A partir desse momento narrativo, a personagem Rita, até então construída como uma mulher bonita e ingênua, uma dama, passa a ser (re)construída pelo narrador como uma mulher ardilosa e esperta, capaz de envolver Camilo, que não consegue fugir-lhe e permite que surja um sentimento entre ambos. Diante dessa nova circunstância, Vilela deixa de ser referido textualmente como “o amigo” e passa a ser referido por meio da expressão “o marido” (linha 71), enquanto Rita é referida como “a mulher amada” (linha 76). O triângulo amoroso está desenhado: o marido, a mulher amada e “o rapaz” (linha 95) – reforçando a juventude e imaturidade de Camilo, que podem ser interpretadas como os motivos que o levaram a se envolver como uma mulher casada. Rita e Camilo começam a se encontrar às escondidas e assim o sentimento de ambos vai crescendo.

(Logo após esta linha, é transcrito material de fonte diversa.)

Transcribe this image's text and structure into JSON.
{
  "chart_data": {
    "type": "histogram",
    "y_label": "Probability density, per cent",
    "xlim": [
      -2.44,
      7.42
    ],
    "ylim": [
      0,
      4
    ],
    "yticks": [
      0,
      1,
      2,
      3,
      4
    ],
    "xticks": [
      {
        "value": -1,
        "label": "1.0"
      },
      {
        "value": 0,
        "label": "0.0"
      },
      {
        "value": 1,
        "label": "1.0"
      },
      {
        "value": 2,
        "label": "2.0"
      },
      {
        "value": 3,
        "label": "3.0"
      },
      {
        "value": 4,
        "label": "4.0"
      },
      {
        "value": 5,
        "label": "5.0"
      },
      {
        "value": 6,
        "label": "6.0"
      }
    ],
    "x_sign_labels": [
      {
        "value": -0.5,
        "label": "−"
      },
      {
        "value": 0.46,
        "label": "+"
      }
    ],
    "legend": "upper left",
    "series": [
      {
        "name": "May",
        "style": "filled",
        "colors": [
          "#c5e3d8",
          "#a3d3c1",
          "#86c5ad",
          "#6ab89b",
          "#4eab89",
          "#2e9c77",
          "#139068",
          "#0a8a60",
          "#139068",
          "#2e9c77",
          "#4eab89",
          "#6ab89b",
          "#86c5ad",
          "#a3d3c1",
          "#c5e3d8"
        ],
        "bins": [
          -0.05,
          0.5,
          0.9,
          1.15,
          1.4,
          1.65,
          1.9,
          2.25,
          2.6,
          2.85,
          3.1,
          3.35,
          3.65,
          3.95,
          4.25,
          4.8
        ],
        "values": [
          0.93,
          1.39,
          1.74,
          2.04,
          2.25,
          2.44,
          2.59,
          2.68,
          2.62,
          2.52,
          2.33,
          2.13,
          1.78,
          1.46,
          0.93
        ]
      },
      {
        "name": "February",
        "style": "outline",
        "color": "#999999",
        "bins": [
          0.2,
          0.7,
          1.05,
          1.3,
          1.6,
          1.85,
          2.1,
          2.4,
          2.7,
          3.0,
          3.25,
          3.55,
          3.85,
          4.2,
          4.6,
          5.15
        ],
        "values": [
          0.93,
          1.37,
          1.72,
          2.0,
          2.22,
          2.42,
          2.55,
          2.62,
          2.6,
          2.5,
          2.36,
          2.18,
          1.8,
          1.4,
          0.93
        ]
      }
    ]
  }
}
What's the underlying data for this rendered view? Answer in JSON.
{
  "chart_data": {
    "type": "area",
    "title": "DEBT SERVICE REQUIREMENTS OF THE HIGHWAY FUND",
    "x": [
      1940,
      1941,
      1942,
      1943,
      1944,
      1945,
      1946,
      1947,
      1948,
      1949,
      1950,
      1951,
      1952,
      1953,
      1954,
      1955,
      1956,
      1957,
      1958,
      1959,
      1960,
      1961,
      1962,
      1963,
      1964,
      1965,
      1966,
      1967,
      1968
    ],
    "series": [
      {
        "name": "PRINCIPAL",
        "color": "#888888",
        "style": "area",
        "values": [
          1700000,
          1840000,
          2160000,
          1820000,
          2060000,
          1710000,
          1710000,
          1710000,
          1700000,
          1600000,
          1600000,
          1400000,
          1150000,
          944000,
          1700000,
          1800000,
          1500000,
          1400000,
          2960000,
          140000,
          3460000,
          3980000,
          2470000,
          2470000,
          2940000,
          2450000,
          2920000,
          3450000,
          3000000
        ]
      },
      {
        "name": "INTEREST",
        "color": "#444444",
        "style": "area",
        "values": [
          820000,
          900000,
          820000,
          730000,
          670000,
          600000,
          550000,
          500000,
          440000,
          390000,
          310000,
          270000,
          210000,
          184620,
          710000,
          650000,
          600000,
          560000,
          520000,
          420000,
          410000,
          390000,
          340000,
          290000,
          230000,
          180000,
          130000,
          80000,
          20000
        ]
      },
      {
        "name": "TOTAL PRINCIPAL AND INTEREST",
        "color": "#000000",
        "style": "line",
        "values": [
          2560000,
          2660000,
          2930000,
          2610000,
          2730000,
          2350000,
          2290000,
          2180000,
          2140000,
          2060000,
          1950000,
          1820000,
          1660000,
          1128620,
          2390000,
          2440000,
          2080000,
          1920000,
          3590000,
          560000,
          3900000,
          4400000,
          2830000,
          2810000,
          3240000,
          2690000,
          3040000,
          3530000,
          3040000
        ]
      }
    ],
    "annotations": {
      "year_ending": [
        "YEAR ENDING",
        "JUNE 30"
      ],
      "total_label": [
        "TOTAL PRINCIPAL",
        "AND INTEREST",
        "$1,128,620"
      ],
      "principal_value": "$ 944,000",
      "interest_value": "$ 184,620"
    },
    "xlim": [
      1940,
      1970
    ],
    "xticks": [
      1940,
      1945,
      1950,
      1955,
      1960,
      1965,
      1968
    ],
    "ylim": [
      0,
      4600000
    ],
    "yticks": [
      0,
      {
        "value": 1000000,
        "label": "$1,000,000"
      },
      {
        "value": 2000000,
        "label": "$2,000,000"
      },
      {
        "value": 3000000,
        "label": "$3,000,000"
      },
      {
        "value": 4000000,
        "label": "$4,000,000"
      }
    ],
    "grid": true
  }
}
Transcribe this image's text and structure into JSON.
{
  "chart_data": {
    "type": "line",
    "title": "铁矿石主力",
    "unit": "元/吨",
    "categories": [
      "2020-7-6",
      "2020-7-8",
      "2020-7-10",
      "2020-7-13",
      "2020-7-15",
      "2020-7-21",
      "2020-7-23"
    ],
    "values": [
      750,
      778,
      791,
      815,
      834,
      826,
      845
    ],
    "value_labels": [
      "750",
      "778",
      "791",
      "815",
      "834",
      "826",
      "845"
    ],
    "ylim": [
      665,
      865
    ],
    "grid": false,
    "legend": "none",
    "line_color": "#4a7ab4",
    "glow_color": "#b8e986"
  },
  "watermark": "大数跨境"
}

Na sequência narrativa, o clímax se inicia quando Camilo recebe uma carta anônima, que declara que a verdade sobre ele e Rita é sabida. Suas visitas à casa de Vilela e Rita começam a se tornar menos frequentes, para não levantar as suspeitas “do marido” (linha 92) – conforme apontado, nesse momento da narrativa, Vilela não é mais o amigo de Camilo, é o marido de Rita. O medo de que alguém revele o que sabe a Vilela se torna constante. Neste momento do enredo, Camilo recebe um bilhete de Vilela, com a seguinte mensagem “Vem já, já, à nossa casa; preciso falar-te sem demora” (linha 113), palavras que “ditas, assim, pela voz do outro, tinham um tom de mistério e ameaça” (linha 131-132). A essa altura, Vilela não é mais “o marido” de Rita, é, na perspectiva de Camilo (pois nesse trecho parece que o narrador onisciente está verbalizando os pensamentos do personagem), “o outro”, designação, normalmente, utilizada para se referir ao amante (como se observa na linha 106, em que Camilo é o outro), e não ao marido.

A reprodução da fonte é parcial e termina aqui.